Here are my top 10 takeaways from the trends:
- Governance proposals used to be the most common. Governance and compensation topics represented the largest portion of proposals up until the mid-2010s, but their volume has decreased over the past 10 years.
- Big growth in E&S proposals. Proposals related to environmental and social topics accounted for 62% of the total in 2024, up from 44% a decade earlier.
- Anti-ESG proposals drive growth in E&S proposals. The increase in volume of E&S proposals in the past two years is primarily due to the higher prevalence of “anti-ESG” proposals – as those reached a record number of 108 in 2024.
- Shareholder proposals withdrawn less frequently. After the percentage of withdrawn proposals increased in the 2010s, since 2021, the percentage of withdrawn proposals has steadily declined, reaching 31% of submitted proposals in the year through June 2024.
- Parties more willing to negotiate out E&S proposals compared to governance proposals. Nearly 70% of governance and compensation proposals went to final vote across the decade, compared to 51% for E&S proposals – indicating a limited willingness among parties to resolve an issue through negotiation and less success for companies in blocking governance and compensation proposals.
- Climate proposals’ volume is high but engagement is nuanced. The volume of voted environmental proposals remains at historically high levels, with 97 and 82 proposals going to a vote in 2023 and 2024, respectively. However, engagement around these topics is becoming more nuanced, as target companies exhibit more mature environmental management programs and more advanced climate disclosures.
- Support for governance proposals remains steady. The number of governance and compensation proposals voted upon – along with their support levels – have been relatively stable over the years, though both have trended downward. During the decade, 2015 saw the highest number of proposals voted, with more than half gaining more than 30% of votes cast and roughly a quarter of them passing.
- Number of governance proposals declines but good governance practices increase. Both the volume of and support level for governance and compensation proposals declined since 2015, but there was a consistent and steady enhancement in corporate governance practices. Among S&P 500 companies, which are the target of most shareholder proposals, those granting proxy access rights increased by more than 50 percentage points, from 33% in 2016 to 85% in 2024.
- Climate disclosure on the rise. Sustainability disclosures and practices have also evolved considerably in the past five years.
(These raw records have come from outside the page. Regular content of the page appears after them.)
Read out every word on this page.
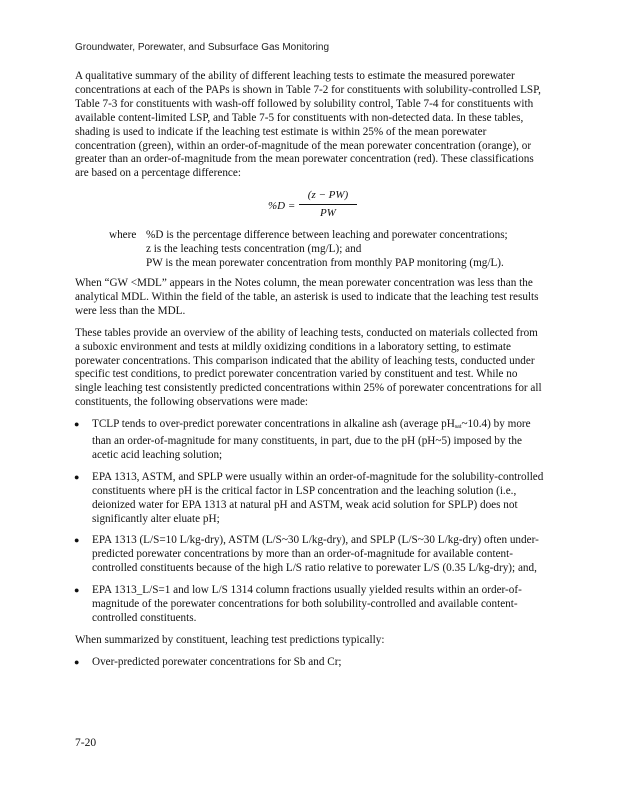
Groundwater, Porewater, and Subsurface Gas Monitoring

A qualitative summary of the ability of different leaching tests to estimate the measured porewater concentrations at each of the PAPs is shown in Table 7-2 for constituents with solubility-controlled LSP, Table 7-3 for constituents with wash-off followed by solubility control, Table 7-4 for constituents with available content-limited LSP, and Table 7-5 for constituents with non-detected data. In these tables, shading is used to indicate if the leaching test estimate is within 25% of the mean porewater concentration (green), within an order-of-magnitude of the mean porewater concentration (orange), or greater than an order-of-magnitude from the mean porewater concentration (red). These classifications are based on a percentage difference:

%D =
(z − PW)
PW
where %D is the percentage difference between leaching and porewater concentrations;
z is the leaching tests concentration (mg/L); and
PW is the mean porewater concentration from monthly PAP monitoring (mg/L).

When “GW <MDL” appears in the Notes column, the mean porewater concentration was less than the analytical MDL. Within the field of the table, an asterisk is used to indicate that the leaching test results were less than the MDL.

These tables provide an overview of the ability of leaching tests, conducted on materials collected from a suboxic environment and tests at mildly oxidizing conditions in a laboratory setting, to estimate porewater concentrations. This comparison indicated that the ability of leaching tests, conducted under specific test conditions, to predict porewater concentration varied by constituent and test. While no single leaching test consistently predicted concentrations within 25% of porewater concentrations for all constituents, the following observations were made:

● TCLP tends to over-predict porewater concentrations in alkaline ash (average pHsat~10.4) by more than an order-of-magnitude for many constituents, in part, due to the pH (pH~5) imposed by the acetic acid leaching solution;
● EPA 1313, ASTM, and SPLP were usually within an order-of-magnitude for the solubility-controlled constituents where pH is the critical factor in LSP concentration and the leaching solution (i.e., deionized water for EPA 1313 at natural pH and ASTM, weak acid solution for SPLP) does not significantly alter eluate pH;
● EPA 1313 (L/S=10 L/kg-dry), ASTM (L/S~30 L/kg-dry), and SPLP (L/S~30 L/kg-dry) often under-predicted porewater concentrations by more than an order-of-magnitude for available content-controlled constituents because of the high L/S ratio relative to porewater L/S (0.35 L/kg-dry); and,
● EPA 1313_L/S=1 and low L/S 1314 column fractions usually yielded results within an order-of-magnitude of the porewater concentrations for both solubility-controlled and available content-controlled constituents.

When summarized by constituent, leaching test predictions typically:

● Over-predicted porewater concentrations for Sb and Cr;
7-20
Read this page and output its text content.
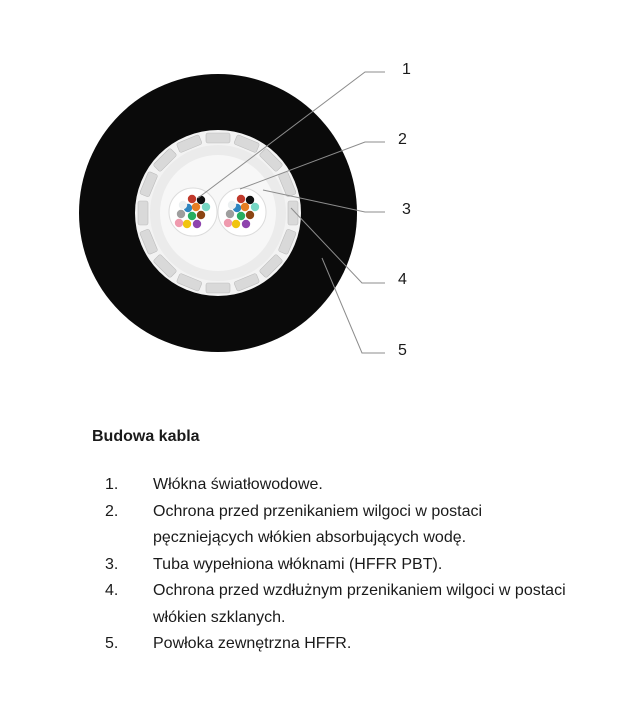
1
2
3
4
5
Budowa kabla
1. Włókna światłowodowe.
2. Ochrona przed przenikaniem wilgoci w postaci
pęczniejących włókien absorbujących wodę.
3. Tuba wypełniona włóknami (HFFR PBT).
4. Ochrona przed wzdłużnym przenikaniem wilgoci w postaci
włókien szklanych.
5. Powłoka zewnętrzna HFFR.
Larger gaps in disclosures are found among mid- and small-capitalization firms, but the same trends toward greater disclosure are prevalent across companies of all sizes.
- Economic relevance matters for support. When it comes to investor support for shareholder proposals, two factors have remained constant over the decades: the extent to which the investment community recognizes the economic and business relevance of the topic in question and whether companies sufficiently address the associated economic risk. Economic relevance remains the most important determining factor for investor support of shareholder proposals.